Pek edepli erkekler ile edepsiz kadınlar…

Dünya var olduğundan beri ok, kılıç, top, tüfek, füze ve diğer ereksiyonlarla ifade edilen kudreti erkek cinsel organıyla özdeşleştiren “pek edepli erkekler”; “edepsiz kadınları” susturarak yola getirmeye çalışıyor.

Öznur Özkaya

Kadınla erkek arasında cinsel, duygusal ve entelektüel ihtiyaçların tatmin edildiği bir birliktelik, eril tahakküme ters düşeceğinden kadın bedeni ve cinselliği dinsel veya toplumsal teşvik yoluyla evlilik kurumu çatısı altına alınarak kontrol edilmiştir. Haliyle kadın evlilik kurumuna salt bir beden ve bu bedenin teslimiyetini sorgulamayacak bir itaatkâr olarak iştirak ettirilmiştir. Kadının bedeni üzerinde koruma, sahiplenme, terbiye etme saikiyle işlenen her türden şiddet ataerkil yapının meşruiyetini pekiştirmeye yöneliktir.
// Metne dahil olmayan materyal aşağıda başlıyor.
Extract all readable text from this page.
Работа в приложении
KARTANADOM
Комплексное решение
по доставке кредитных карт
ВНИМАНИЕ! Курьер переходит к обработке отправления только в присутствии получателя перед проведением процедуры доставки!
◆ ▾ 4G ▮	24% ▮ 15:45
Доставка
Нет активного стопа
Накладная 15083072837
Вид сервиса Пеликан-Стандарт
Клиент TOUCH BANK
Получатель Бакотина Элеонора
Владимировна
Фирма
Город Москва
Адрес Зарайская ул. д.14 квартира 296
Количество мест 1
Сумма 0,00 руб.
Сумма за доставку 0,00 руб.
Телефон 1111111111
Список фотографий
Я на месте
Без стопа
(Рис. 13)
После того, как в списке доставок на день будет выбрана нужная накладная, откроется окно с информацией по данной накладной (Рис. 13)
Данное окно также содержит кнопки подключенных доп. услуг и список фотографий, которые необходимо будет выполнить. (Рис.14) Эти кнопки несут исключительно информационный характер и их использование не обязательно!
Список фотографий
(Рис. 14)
Dünyanın pek çok yerinde kadınlara sessiz olmaları, erkeklerin söylediği her şeyi onaylamaları, verilen her görevin üstesinden gelmeleri gerektiği ve başka alternatifleri olmadığı ezberletilir. Konuşma, sorgulama, reddetme, isteme riskini göze alanlar “edepsiz” olduklarının düşünülmesi riskini de göze alırlar. Kadınlar korkularla, değersizlik hissiyle, çaresizlikle doğmuyorlar. Aile, toplum, inanç sistemi, siyasi erk, sevgili, eş öğretiyor bunları kadınlara. Erkek için kadın bedeni ciddi bir zaaftır, bu yüzden kadın kendisini erkeğin arzusundan sakınmalıdır, deniyor. Kadın; erkeğe muhtaçtır, bit kadar bile olsa bir kocası olmalıdır, deniyor.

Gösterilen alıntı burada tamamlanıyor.